第144話 邪神の誘惑

「リンド式スペシャルローリングサンダー」を使ったのか。


事情をきいた、ルトくんは難しい顔で言った。

完全に意識を失ったフィオリナさんとアウデリアさんは、そろって緊急処置中だった。


「アキルのいた世界には劇や芝居はあるが?

あと小説とか。」


それはあるよ。と、わたしは頷いた。


「その中でだ、な。主人公のもとライバルが、更に強大になった敵には、歯が立たず、それでも一矢報いてようと、相手に抱きついて、こうドカンと」

「自爆?」

「そう、自爆技。」


もともと抱きついた状態、密着した状態から魔法攻撃を行えば自分にも、同等以上のダメージが返ってくるのでまずやらないらしい。

劇中の演出としては、なかなか見せ場になるらしく、多用されるのだが、実際の効果はゼロに等しいとのこと。

現実の世界では、使われるとすれば、


「例えば、吸血鬼と人間、のように再生力に極端に差がある場合。」

と、ルトくんは指を折る。

「例えば、片方が魔法的にも物理的にもとんでもない防御力のある鎧をきていた場合。」


「それって、ドロシーさんのことですね!」

「そう、あの銀色のボディスーツは、ギムリウスっていう神獣の糸で出来ていてね。魔法にも物理、特に切断に対してはかなりの耐性をもっている。

だから、あんな戦い方が出来るんで、同じことを対等の条件でしようとすると」

ルトくんは、『緊急処置』の文字が灯ったドアを見やった。


「・・・まったく、快気祝いをやるついもりだったのに、入れ違いに二人入院かあ。」


「・・・説明をしてくれますか。」


わたしは意を決してルトくんを見つめた。


「前に話したことを淡々と実行してみた。」

「前に話したこと?」

「アウデリアさんを闇討ちしようとしたこと。」


やったのか!


その結果がこれってこと?


「なにしろ、あのアウデリアさんを、あのフィオリナが闇討ちするわけだから。

街中でやったら、とんでもないハメになる。お互いがいくら遠慮してたとしてもね。

『魔王宮』に誘い込むことも考えたけど、そうしたら、ふたりとも一切自重しないだろうから、いくら自動修復機能があるとはいえ、あんまり派手に迷宮を壊してほしくはない。

ならば、街の外に出ていただくのが、一番いいだろう。


あの方角なら、行き先に街も村もないし、」


「わ、わたしは!?」


「おとり餌。」


やっぱり、か。


「・・・先にアウデリアさんに手を出させておけば、闇討ちじゃなくて、わたしを守っただけって大義名分もたつってこと?」





黒焦げになって失神した二人をまえに、呆然と立ちすくむだけのわたしの前に、あのひと。

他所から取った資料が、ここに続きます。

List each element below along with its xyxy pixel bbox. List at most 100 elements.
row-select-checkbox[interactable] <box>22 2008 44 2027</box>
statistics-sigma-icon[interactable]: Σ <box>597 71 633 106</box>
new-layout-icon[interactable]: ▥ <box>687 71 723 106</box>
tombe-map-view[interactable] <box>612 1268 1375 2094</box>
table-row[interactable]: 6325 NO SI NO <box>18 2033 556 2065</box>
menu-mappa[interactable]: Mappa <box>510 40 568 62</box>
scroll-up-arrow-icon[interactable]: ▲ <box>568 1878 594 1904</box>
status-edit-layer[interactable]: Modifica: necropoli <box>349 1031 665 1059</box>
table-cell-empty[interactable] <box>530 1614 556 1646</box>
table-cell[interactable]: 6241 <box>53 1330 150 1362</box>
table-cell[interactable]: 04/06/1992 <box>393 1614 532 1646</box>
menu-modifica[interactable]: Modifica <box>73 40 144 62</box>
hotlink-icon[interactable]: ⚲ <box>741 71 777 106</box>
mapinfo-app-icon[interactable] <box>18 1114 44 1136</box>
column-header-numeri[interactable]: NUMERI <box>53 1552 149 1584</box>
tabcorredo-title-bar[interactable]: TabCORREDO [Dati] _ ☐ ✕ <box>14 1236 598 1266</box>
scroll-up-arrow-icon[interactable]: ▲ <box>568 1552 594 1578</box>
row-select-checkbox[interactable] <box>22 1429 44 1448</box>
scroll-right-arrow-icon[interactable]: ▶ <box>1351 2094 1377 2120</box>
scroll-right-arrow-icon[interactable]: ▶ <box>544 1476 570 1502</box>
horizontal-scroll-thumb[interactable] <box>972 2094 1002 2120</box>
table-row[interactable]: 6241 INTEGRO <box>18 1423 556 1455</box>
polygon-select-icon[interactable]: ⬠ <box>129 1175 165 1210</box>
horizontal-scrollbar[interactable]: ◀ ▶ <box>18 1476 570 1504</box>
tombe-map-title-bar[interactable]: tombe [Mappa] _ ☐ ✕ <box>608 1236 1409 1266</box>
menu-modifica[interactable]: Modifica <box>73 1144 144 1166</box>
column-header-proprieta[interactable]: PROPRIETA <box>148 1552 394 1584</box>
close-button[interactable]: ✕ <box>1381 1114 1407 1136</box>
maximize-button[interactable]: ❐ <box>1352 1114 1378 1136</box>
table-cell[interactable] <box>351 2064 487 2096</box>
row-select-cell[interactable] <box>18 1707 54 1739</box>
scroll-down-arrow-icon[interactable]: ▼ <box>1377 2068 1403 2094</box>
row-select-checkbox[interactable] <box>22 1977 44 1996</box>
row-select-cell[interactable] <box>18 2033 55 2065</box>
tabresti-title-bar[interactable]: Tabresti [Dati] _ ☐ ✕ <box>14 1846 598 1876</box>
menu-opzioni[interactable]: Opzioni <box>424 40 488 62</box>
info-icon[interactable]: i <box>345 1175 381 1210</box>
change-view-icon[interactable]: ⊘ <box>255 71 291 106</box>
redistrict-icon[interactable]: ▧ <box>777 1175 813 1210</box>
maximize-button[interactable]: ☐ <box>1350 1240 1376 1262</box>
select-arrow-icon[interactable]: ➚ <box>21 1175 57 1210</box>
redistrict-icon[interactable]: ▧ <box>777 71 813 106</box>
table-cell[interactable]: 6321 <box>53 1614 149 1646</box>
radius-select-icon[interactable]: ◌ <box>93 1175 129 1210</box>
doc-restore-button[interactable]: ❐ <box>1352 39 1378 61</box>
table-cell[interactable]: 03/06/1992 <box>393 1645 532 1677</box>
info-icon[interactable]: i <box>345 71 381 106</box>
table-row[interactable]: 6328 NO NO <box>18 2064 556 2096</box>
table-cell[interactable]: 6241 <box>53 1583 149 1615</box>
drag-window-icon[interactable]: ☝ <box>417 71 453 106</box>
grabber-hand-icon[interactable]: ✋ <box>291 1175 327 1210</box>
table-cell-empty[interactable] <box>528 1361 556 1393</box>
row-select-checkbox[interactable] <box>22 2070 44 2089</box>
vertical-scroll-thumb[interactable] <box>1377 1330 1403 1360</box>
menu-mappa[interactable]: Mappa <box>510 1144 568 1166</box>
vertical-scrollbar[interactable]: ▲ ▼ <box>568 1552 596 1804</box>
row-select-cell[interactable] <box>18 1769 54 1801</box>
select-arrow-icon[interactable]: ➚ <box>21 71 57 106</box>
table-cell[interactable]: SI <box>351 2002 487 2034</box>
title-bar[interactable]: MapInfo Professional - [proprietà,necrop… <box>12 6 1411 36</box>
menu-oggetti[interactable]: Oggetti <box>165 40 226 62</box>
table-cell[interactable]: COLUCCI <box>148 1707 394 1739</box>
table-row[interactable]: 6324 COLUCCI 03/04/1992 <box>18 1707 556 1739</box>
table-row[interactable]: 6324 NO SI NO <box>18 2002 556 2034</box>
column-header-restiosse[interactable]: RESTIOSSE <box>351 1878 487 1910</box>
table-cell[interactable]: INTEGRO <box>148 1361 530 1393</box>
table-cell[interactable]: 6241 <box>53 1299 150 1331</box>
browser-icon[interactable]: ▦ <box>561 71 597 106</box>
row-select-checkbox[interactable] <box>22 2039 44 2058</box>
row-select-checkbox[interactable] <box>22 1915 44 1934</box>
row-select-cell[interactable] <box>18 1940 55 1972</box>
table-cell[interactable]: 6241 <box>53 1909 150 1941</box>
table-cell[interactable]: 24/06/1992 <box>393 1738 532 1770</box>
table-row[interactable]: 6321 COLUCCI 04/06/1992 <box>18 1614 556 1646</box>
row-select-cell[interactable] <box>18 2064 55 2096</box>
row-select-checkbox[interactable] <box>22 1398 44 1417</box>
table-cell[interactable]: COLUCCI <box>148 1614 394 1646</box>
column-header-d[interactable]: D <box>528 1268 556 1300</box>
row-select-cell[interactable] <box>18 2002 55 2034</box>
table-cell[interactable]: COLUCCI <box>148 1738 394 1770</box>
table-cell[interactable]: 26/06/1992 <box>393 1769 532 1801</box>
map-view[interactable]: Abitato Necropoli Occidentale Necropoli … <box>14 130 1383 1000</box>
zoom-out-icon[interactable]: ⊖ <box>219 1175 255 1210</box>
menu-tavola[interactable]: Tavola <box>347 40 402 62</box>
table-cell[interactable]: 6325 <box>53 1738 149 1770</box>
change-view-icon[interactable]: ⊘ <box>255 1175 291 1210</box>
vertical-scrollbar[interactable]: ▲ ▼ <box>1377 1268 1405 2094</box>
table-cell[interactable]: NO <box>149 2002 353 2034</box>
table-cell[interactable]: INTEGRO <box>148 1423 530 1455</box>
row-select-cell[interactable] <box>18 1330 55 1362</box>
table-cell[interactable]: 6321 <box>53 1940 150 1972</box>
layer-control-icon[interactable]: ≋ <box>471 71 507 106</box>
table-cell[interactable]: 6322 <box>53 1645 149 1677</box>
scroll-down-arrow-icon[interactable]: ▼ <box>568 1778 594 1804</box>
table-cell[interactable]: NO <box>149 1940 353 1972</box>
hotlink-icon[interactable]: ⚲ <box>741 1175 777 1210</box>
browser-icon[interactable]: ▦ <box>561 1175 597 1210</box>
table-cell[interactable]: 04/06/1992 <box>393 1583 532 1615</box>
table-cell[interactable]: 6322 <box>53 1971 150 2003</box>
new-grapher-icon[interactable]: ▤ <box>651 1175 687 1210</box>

一回戦でドロシーさんを倒した拳法使いのジウルさんが現れたのだ。

それは、なにもない空間が、ぐにゃり、ゆがんだと思ったら、もう目の前にいたのだ。


転移。


人間には稀な技術だと言われたその転移を使って、拳法家のジウルさんが現れた。


ジウルさんは、倒れたふたりの傍らにしゃがみこんで、ため息をついた。


「ふん、これなら『停滞』も必要あるまい。意識が戻れば勝手に、回復魔法を使うだろうから、それまでは面倒をみるか。」

そこまで言ってから、わたしにはじめて気がついたように

「おう、異世界人か。どうする? 一緒にグランダに戻るか?

それとも、歩いて戻るか?」




ふたりが対決すること。

おそらく、相打ちに近いかたちになることまで、計算されていたのだろうと思う。


いくらジウルさんが拳法家であると同時に「転移」が使えるすごい魔法使いだったのだとしても、偶然、やってくることなんてありえない。

なら、一応、わたしの安全も計算はしてくれていたのだろう。


なんとも言えない気持ちになって、ちょっとひとりになってくる、とだけ言ってわたしは、階段をあがった。

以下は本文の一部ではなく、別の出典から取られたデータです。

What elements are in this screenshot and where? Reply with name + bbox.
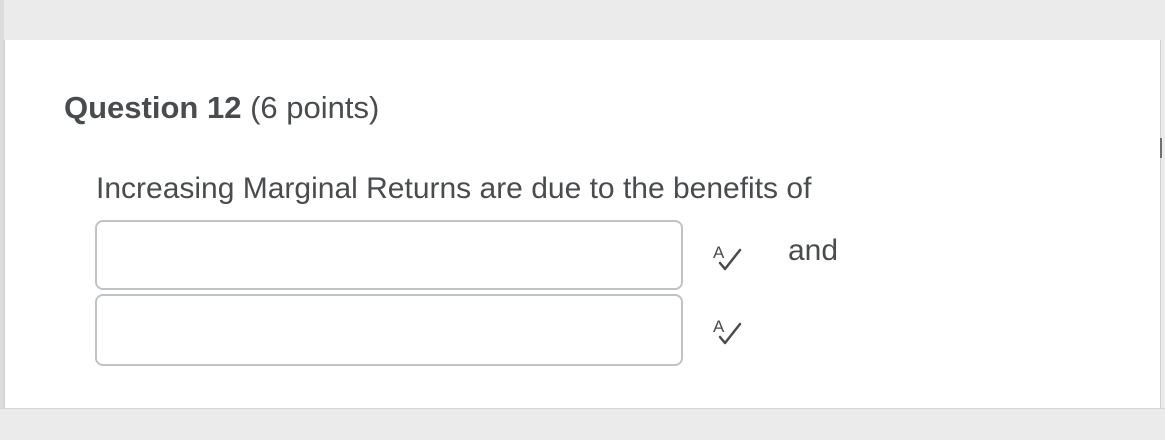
fill-in-blank-2-input[interactable] bbox=[95, 294, 683, 366]
spell-check-icon[interactable]: A bbox=[710, 240, 746, 272]
question-number: Question 12 bbox=[64, 90, 242, 125]
bottom-background-band bbox=[0, 408, 1165, 440]
svg-text:A: A bbox=[713, 317, 725, 336]
spell-check-icon[interactable]: A bbox=[710, 314, 746, 346]
question-header: Question 12 (6 points) bbox=[64, 90, 379, 126]
fill-in-blank-1-input[interactable] bbox=[95, 220, 683, 290]
scrollbar-marker bbox=[1160, 138, 1162, 158]
question-points: (6 points) bbox=[250, 90, 380, 125]
question-prompt: Increasing Marginal Returns are due to t… bbox=[96, 172, 812, 205]
blank-joiner-text: and bbox=[788, 234, 839, 267]
svg-text:A: A bbox=[713, 243, 725, 262]
top-background-band bbox=[0, 0, 1165, 40]
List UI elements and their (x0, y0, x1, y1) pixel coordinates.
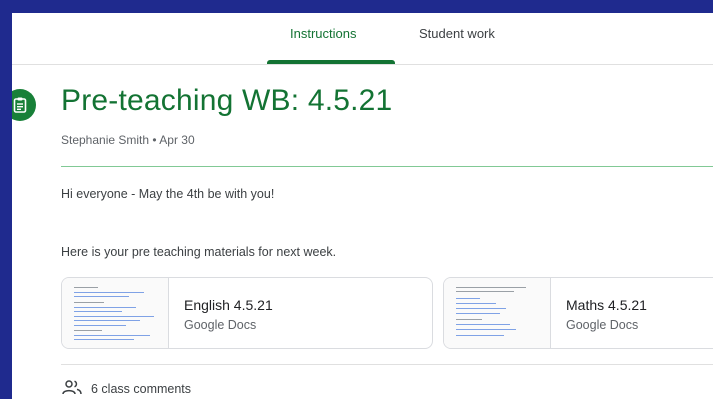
comments-divider (61, 364, 713, 365)
meta-separator: • (152, 133, 157, 147)
attachment-title: Maths 4.5.21 (566, 297, 647, 313)
instructions-line-2: Here is your pre teaching materials for … (61, 245, 337, 259)
assignment-title: Pre-teaching WB: 4.5.21 (61, 84, 393, 117)
attachment-card-maths[interactable]: Maths 4.5.21 Google Docs (443, 277, 713, 349)
author-name: Stephanie Smith (61, 133, 150, 147)
tab-instructions[interactable]: Instructions (290, 26, 356, 41)
active-tab-indicator (267, 60, 395, 64)
title-divider (61, 166, 713, 167)
attachment-card-english[interactable]: English 4.5.21 Google Docs (61, 277, 433, 349)
tab-student-work[interactable]: Student work (419, 26, 495, 41)
doc-thumbnail (62, 278, 169, 348)
assignment-meta: Stephanie Smith • Apr 30 (61, 133, 195, 147)
attachment-title: English 4.5.21 (184, 297, 273, 313)
post-date: Apr 30 (159, 133, 195, 147)
tab-bar: Instructions Student work (12, 13, 713, 65)
attachment-type: Google Docs (184, 318, 257, 332)
people-icon (61, 379, 83, 399)
assignment-icon (12, 89, 36, 121)
class-comments-label: 6 class comments (91, 382, 192, 396)
class-comments-link[interactable]: 6 class comments (61, 379, 191, 399)
screenshot-frame: Instructions Student work Pre-teaching W… (0, 0, 713, 399)
attachment-type: Google Docs (566, 318, 639, 332)
doc-thumbnail (444, 278, 551, 348)
classroom-assignment-panel: Instructions Student work Pre-teaching W… (12, 13, 713, 399)
instructions-line-1: Hi everyone - May the 4th be with you! (61, 187, 275, 201)
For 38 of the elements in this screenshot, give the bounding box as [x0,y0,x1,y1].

ドロシーさんの見舞いをしていくつもりだったのだが、覚えのある部屋はすでに空になっていた。

ドロシーさんはどこに行ったのだろう。


朝早くから、あるき続けていたわたしは、どっと疲れを感じた。

ふらふらと廊下を彷徨うように歩いた。


まるで夢を見ているみたいだった。


騙されたことに対する怒りも悔しさもない。


でも、ここは異世界なんだ、わたしのいた世界とは違うところなんだ。

そうしみじみと感じた。


覗き込んだ窓に、白い女の姿があった。



「やあ、異世界を楽しんでいるかな、夏ノ目秋流。」


ヴァルゴールは、低く笑っていた。




わたしが、睨んでいると、ヴァルゴールは、後ろをむいてなにやらごそごそしていたが、大きなマスクをかけて振り向いた。


「ワタシ、キレイ」


「・・・・・」


「・・・すべったっ!」


「久しぶりにあった邪神が一人でぼけて一人ですべってる。」


「神っぽいなそれ?」


わたしは、窓ガラスに手をついた。ヴァルゴールさんも同じように外から窓ガラスに手をついている。


「この世界は気に入った?」


わたしはしぶしぶ頷いた。剣に魔法あり、衛生状態はそれほど悪くなく、知り合う相手はみなヒトクセもフタクセもある連中だが、いいひとたちだ。ひとでないのもいるが。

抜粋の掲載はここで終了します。